The buildbot slave will be significantly more useful if it starts automatically when the OS starts, so let's edit the crontab (crontab -e) to add this entry:
@reboot PATH=/usr/local/bin:/usr/bin:/bin /usr/bin/buildslave start /home/buildbot/buildslave

The reason why the PATH environment variable has to be set here is that the default path doesn't contain /usr/local/bin, but that's where the mozilla-python27 packages installs python2.7 (which is required by mach during builds).

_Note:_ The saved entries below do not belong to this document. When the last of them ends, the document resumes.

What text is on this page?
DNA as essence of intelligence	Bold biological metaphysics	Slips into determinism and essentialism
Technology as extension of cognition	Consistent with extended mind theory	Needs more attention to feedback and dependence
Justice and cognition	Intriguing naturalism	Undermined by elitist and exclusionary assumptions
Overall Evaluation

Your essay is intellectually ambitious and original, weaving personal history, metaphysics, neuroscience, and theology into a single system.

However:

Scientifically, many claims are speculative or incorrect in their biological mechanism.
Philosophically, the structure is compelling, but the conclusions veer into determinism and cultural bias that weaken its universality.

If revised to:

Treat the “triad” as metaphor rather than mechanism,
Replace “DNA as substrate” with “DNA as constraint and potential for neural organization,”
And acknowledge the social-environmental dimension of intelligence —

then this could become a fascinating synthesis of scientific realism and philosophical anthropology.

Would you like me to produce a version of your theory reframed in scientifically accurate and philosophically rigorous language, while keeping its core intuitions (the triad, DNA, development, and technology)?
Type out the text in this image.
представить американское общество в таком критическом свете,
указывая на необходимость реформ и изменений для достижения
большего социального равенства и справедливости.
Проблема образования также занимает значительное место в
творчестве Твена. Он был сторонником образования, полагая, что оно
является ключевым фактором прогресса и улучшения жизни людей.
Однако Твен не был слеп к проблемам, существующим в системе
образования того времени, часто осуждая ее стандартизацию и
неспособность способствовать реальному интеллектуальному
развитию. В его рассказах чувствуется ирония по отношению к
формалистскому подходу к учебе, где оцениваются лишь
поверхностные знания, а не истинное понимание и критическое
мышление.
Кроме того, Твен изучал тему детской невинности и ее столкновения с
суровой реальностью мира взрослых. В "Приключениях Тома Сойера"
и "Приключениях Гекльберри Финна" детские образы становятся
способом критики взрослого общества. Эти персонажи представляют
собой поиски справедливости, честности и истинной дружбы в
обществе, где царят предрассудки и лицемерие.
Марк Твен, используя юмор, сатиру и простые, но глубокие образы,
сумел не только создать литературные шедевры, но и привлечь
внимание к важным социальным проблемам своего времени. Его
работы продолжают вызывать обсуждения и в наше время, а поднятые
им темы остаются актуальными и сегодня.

One step in the Instantbird builds configured on our buildbot use hg clean --all and this requires the purge mercurial extension to be enabled, so let's edit ~buidlbot/.hgrc to look like this:
$ cat ~/.hgrc
[extensions]
purge =

Finally, ssh needs to be configured so that successful builds can be uploaded automatically. Copy and adapt ~buildbot/.ssh from an existing working build slave. The files that are needed are id_dsa (the ssh private key) and known_hosts (so that ssh doesn't prompt about the server's fingerprint the first time we upload something).

Here we go, working Instantbird linux build slaves! Figuring out all these details for our first CentOS6 slave took me a few evenings, but doing it again on the second slave was really easy.